There is one metric that has been proven to be a good predictor of future stock performance. A researcher named James P. O’Shaughnessy looked at all of the data he could find for a forty five year span and he studied every company’s financial statements for each year relative to its stock price. He looked at every ratio and did a lot of number crunching and actually found one that had a positive correlation with the stock’s performance. If you want to read the book it’s called What Works on Wall Street: A Guide to the Best-Performing Investment Strategies of All Time, but since I have you on the edge of your seat I’ll save you the trouble and reveal this earth shattering statistic:
It’s the Price to Sales ratio (P/S).
Specifically, the lower the P/S ratio the better predictor of future price appreciation it is. If you think intuitively about what the ratio is telling you this actually makes a good deal of sense. The ratio takes the current stock price and divides it by the amount of sales. So in order for the ratio to be small it means that the amount of sales needs to be high relative to its share price. High sales means that the company’s products are succeeding in the market place and a low relative price means that those sales may not be fully reflected in the stock price.

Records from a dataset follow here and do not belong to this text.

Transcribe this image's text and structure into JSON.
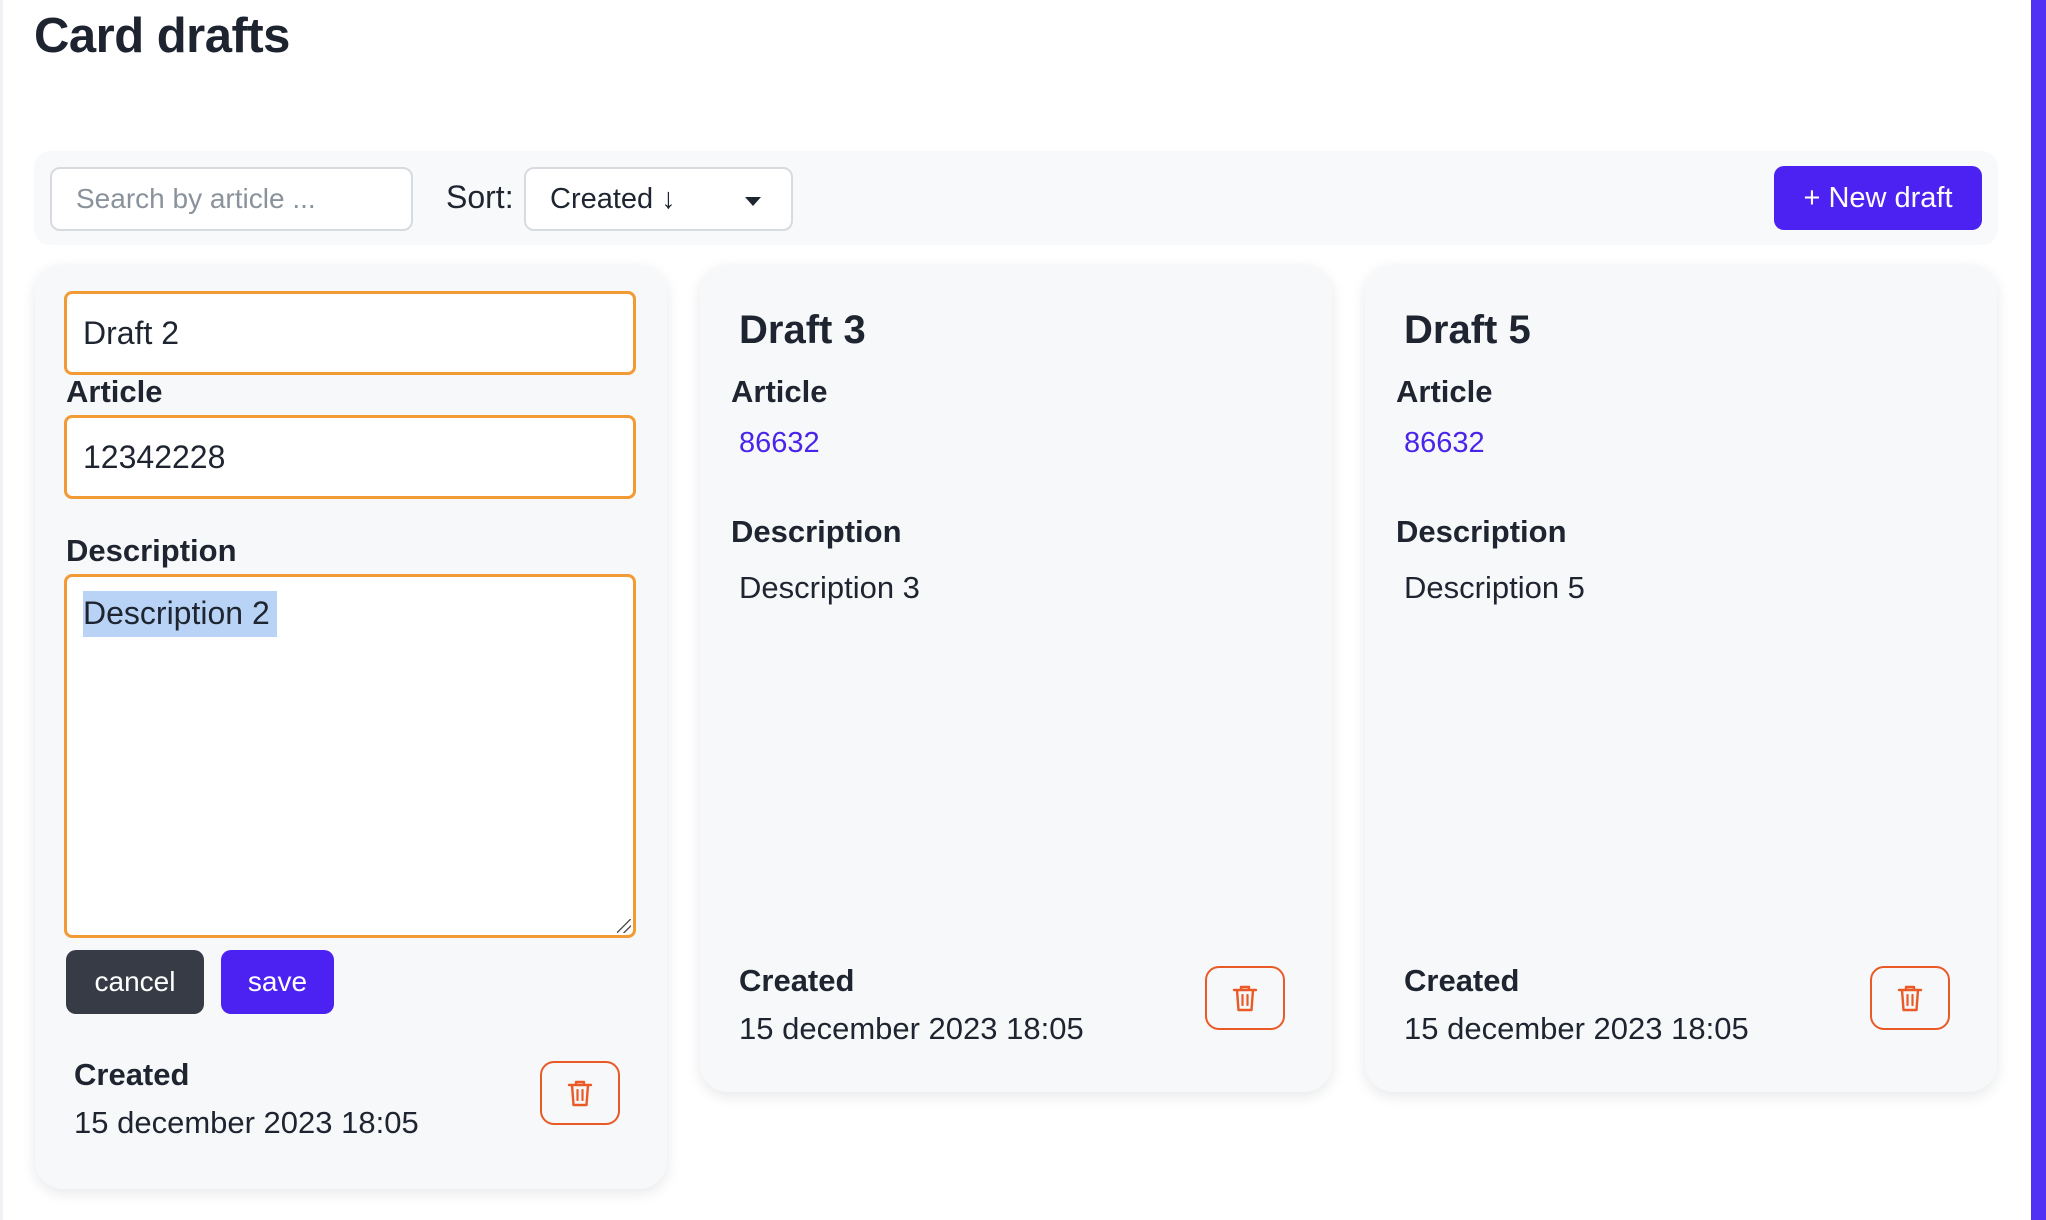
{
  "page": {
    "title": "Card drafts"
  },
  "toolbar": {
    "search_placeholder": "Search by article ...",
    "sort_label": "Sort:",
    "sort_value": "Created ↓",
    "new_draft_label": "+ New draft"
  },
  "colors": {
    "accent": "#4c22f2",
    "edit_border": "#f29b34",
    "delete": "#ea5a27",
    "selection": "#b8d3f5"
  },
  "icons": {
    "delete": "trash-icon",
    "sort_dropdown": "chevron-down-icon"
  },
  "editing_card": {
    "name_value": "Draft 2",
    "article_label": "Article",
    "article_value": "12342228",
    "description_label": "Description",
    "description_value": "Description 2",
    "cancel_label": "cancel",
    "save_label": "save",
    "created_label": "Created",
    "created_value": "15 december 2023 18:05"
  },
  "cards": [
    {
      "title": "Draft 3",
      "article_label": "Article",
      "article_value": "86632",
      "description_label": "Description",
      "description_value": "Description 3",
      "created_label": "Created",
      "created_value": "15 december 2023 18:05"
    },
    {
      "title": "Draft 5",
      "article_label": "Article",
      "article_value": "86632",
      "description_label": "Description",
      "description_value": "Description 5",
      "created_label": "Created",
      "created_value": "15 december 2023 18:05"
    }
  ]
}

So there you have it. I have revealed the secret to stock market investing and you never have to do any research again except for screening stocks by the P/S ratio right? Well… Not so fast. While the P/S ratio may have been shown to have a positive correlation to stock price it doesn’t tell you anything about the health of the business. It doesn’t reveal the level of debt, economic moat, or the intrinsic value of the company.
So how should you use this information in your research? The P/S ratio can be an input to screen companies to narrow the universe of stocks to look at, but it should not be used as the sole metric to determine whether it’s a good stock or not. The goal of any stock analysis should be to see if it’s actually a good value, and all of the normal assessment of management, financial statements, and the company’s strategy should be reviewed before making an investment decision.